Once the approach for valuing the non-market good or service is selected and implemented, it is possible to implement an appropriate shadow price for use in the cost-benefit analysis. Figure 12.3 highlights the various methods for non-market valuation techniques. It is important for an analyst to consider the advantages and disadvantages of various methods when selecting which valuation method to use.

 

Revision

 

Summary of Learning Objectives

  1. Total economic value captures use value, non-use value and option value.
  2. There are four key types of goods: (1) public goods, (2) common goods, (3) club goods, and (4) private goods. Goods are seen to lie on a spectrum between pure private goods and pure public goods – where the degree of excludability and rivalry determines the category.
  3. It is possible to calculate a value for a non-market good or service using alternative pricing methods. Alternative pricing methods use alternative market prices to value the non-market good or service through means such as indirect markets, the trade-off method measuring opportunity costs, avoided costs, and production function approaches to value the underlying resource or attribute.
  4. Revealed preference methods include hedonic pricing, the travel cost method, and alternative market pricing methods. These methods rely on observed behaviours and are very efficient in determining use value of a non-market good or service. Stated preferences are survey-based methods for evaluating choices and are better at capturing non-use values. The two survey methods discussed include contingent valuation and discrete choice modelling.
  5. It is important for an analyst to evaluate the choice of non-market valuations. Implementing non-market valuations ensures we achieve the socially optimal outcome from a CBA through the use of appropriate shadow pricing.

References

Baker, R., & Ruting, B. (2014). Environmental policy analysis: A guide to non‑market valuation (No. 425-2016-27204). Retrieved from https://www.pc.gov.au/research/supporting/non-market-valuation/non-market-valuation.pdf

Gallai, N., Garibaldi, L. A., Li, X., Breeze, T., Espirito Santo, M., Rodriguez, J., … & Bateman, I. J. (2016). Economic valuation of pollinator gains and losses. Retrieved from https://rid.unrn.edu.ar/handle/20.500.12049/4240

Whittington, D., & Cook, J. (2019). Valuing changes in time use in low-and middle-income countries. Journal of Benefit-Cost Analysis10(S1), 51-72.

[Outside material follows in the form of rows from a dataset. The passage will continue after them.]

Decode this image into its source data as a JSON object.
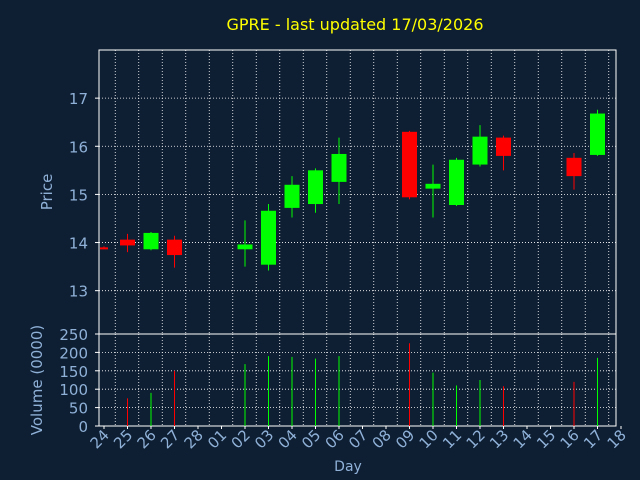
{
  "title": "GPRE - last updated 17/03/2026",
  "colors": {
    "background": "#0f1f33",
    "panel": "#0f1f33",
    "frame": "#ffffff",
    "grid": "#ffffff",
    "title": "#ffff00",
    "axis_text": "#8fb1d8",
    "up": "#00ff00",
    "down": "#ff0000"
  },
  "chart_data": [
    {
      "type": "candlestick",
      "ylabel": "Price",
      "ylim": [
        12.1,
        18
      ],
      "yticks": [
        13,
        14,
        15,
        16,
        17
      ],
      "grid": true,
      "x": [
        "24",
        "25",
        "26",
        "27",
        "28",
        "01",
        "02",
        "03",
        "04",
        "05",
        "06",
        "07",
        "08",
        "09",
        "10",
        "11",
        "12",
        "13",
        "14",
        "15",
        "16",
        "17",
        "18"
      ],
      "candles": [
        {
          "x": "24",
          "open": 13.9,
          "high": 13.92,
          "low": 13.86,
          "close": 13.88
        },
        {
          "x": "25",
          "open": 14.06,
          "high": 14.18,
          "low": 13.8,
          "close": 13.94
        },
        {
          "x": "26",
          "open": 13.86,
          "high": 14.22,
          "low": 13.84,
          "close": 14.2
        },
        {
          "x": "27",
          "open": 14.06,
          "high": 14.14,
          "low": 13.48,
          "close": 13.74
        },
        {
          "x": "02",
          "open": 13.86,
          "high": 14.46,
          "low": 13.5,
          "close": 13.96
        },
        {
          "x": "03",
          "open": 13.54,
          "high": 14.8,
          "low": 13.42,
          "close": 14.66
        },
        {
          "x": "04",
          "open": 14.72,
          "high": 15.38,
          "low": 14.52,
          "close": 15.2
        },
        {
          "x": "05",
          "open": 14.8,
          "high": 15.54,
          "low": 14.62,
          "close": 15.5
        },
        {
          "x": "06",
          "open": 15.26,
          "high": 16.18,
          "low": 14.8,
          "close": 15.84
        },
        {
          "x": "09",
          "open": 16.3,
          "high": 16.32,
          "low": 14.9,
          "close": 14.94
        },
        {
          "x": "10",
          "open": 15.12,
          "high": 15.62,
          "low": 14.52,
          "close": 15.22
        },
        {
          "x": "11",
          "open": 14.78,
          "high": 15.76,
          "low": 14.76,
          "close": 15.72
        },
        {
          "x": "12",
          "open": 15.62,
          "high": 16.44,
          "low": 15.58,
          "close": 16.2
        },
        {
          "x": "13",
          "open": 16.18,
          "high": 16.22,
          "low": 15.5,
          "close": 15.8
        },
        {
          "x": "16",
          "open": 15.76,
          "high": 15.86,
          "low": 15.1,
          "close": 15.38
        },
        {
          "x": "17",
          "open": 15.82,
          "high": 16.76,
          "low": 15.8,
          "close": 16.68
        }
      ]
    },
    {
      "type": "bar",
      "ylabel": "Volume (0000)",
      "xlabel": "Day",
      "ylim": [
        0,
        250
      ],
      "yticks": [
        0,
        50,
        100,
        150,
        200,
        250
      ],
      "grid": true,
      "x": [
        "24",
        "25",
        "26",
        "27",
        "28",
        "01",
        "02",
        "03",
        "04",
        "05",
        "06",
        "07",
        "08",
        "09",
        "10",
        "11",
        "12",
        "13",
        "14",
        "15",
        "16",
        "17",
        "18"
      ],
      "bars": [
        {
          "x": "25",
          "value": 75,
          "dir": "down"
        },
        {
          "x": "26",
          "value": 90,
          "dir": "up"
        },
        {
          "x": "27",
          "value": 150,
          "dir": "down"
        },
        {
          "x": "02",
          "value": 168,
          "dir": "up"
        },
        {
          "x": "03",
          "value": 190,
          "dir": "up"
        },
        {
          "x": "04",
          "value": 188,
          "dir": "up"
        },
        {
          "x": "05",
          "value": 183,
          "dir": "up"
        },
        {
          "x": "06",
          "value": 190,
          "dir": "up"
        },
        {
          "x": "09",
          "value": 225,
          "dir": "down"
        },
        {
          "x": "10",
          "value": 145,
          "dir": "up"
        },
        {
          "x": "11",
          "value": 110,
          "dir": "up"
        },
        {
          "x": "12",
          "value": 125,
          "dir": "up"
        },
        {
          "x": "13",
          "value": 108,
          "dir": "down"
        },
        {
          "x": "16",
          "value": 120,
          "dir": "down"
        },
        {
          "x": "17",
          "value": 185,
          "dir": "up"
        }
      ]
    }
  ]
}
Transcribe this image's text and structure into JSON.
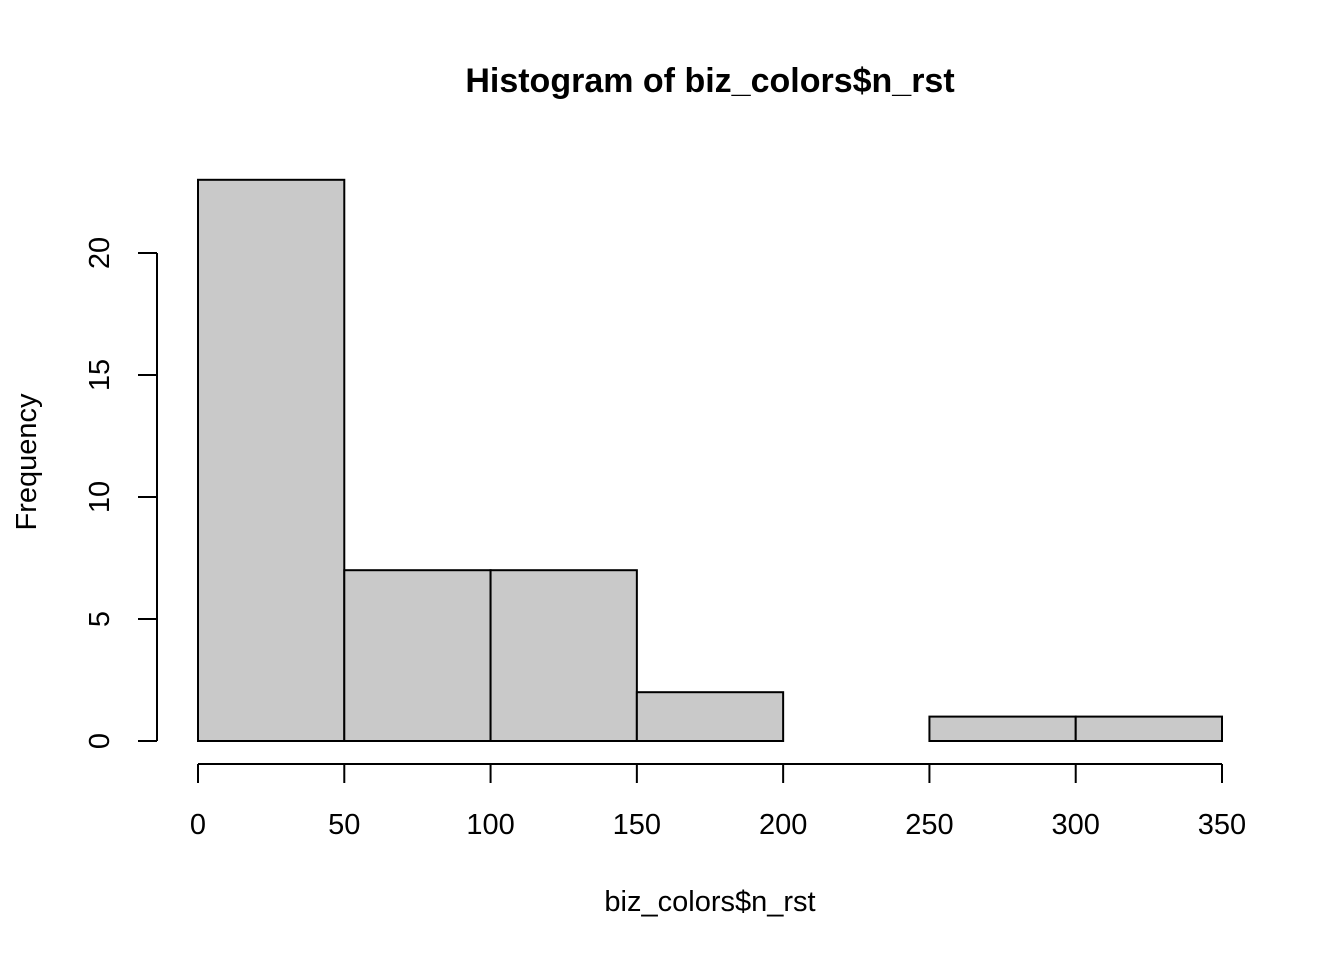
{
  "chart_data": {
    "type": "bar",
    "title": "Histogram of biz_colors$n_rst",
    "xlabel": "biz_colors$n_rst",
    "ylabel": "Frequency",
    "bins": [
      {
        "start": 0,
        "end": 50,
        "count": 23
      },
      {
        "start": 50,
        "end": 100,
        "count": 7
      },
      {
        "start": 100,
        "end": 150,
        "count": 7
      },
      {
        "start": 150,
        "end": 200,
        "count": 2
      },
      {
        "start": 200,
        "end": 250,
        "count": 0
      },
      {
        "start": 250,
        "end": 300,
        "count": 1
      },
      {
        "start": 300,
        "end": 350,
        "count": 1
      }
    ],
    "xlim": [
      0,
      350
    ],
    "ylim": [
      0,
      23
    ],
    "x_ticks": [
      "0",
      "50",
      "100",
      "150",
      "200",
      "250",
      "300",
      "350"
    ],
    "y_ticks": [
      "0",
      "5",
      "10",
      "15",
      "20"
    ],
    "bar_fill": "#c9c9c9",
    "bar_stroke": "#000000",
    "grid": false
  }
}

  1. By consumptive uses we refer to the use of a resource for the purpose of consumption only.
  2. Note that public goods such as clean air or street lighting as a pure public good can be situational, depending on context and local usage. For the purposes of a CBA, these are typically treated as pure public goods with non-rivalrous and non-excludable characteristics.
  3. For a discussion of the ethical implications of using a value for a statistical life year, refer to Chapter 11.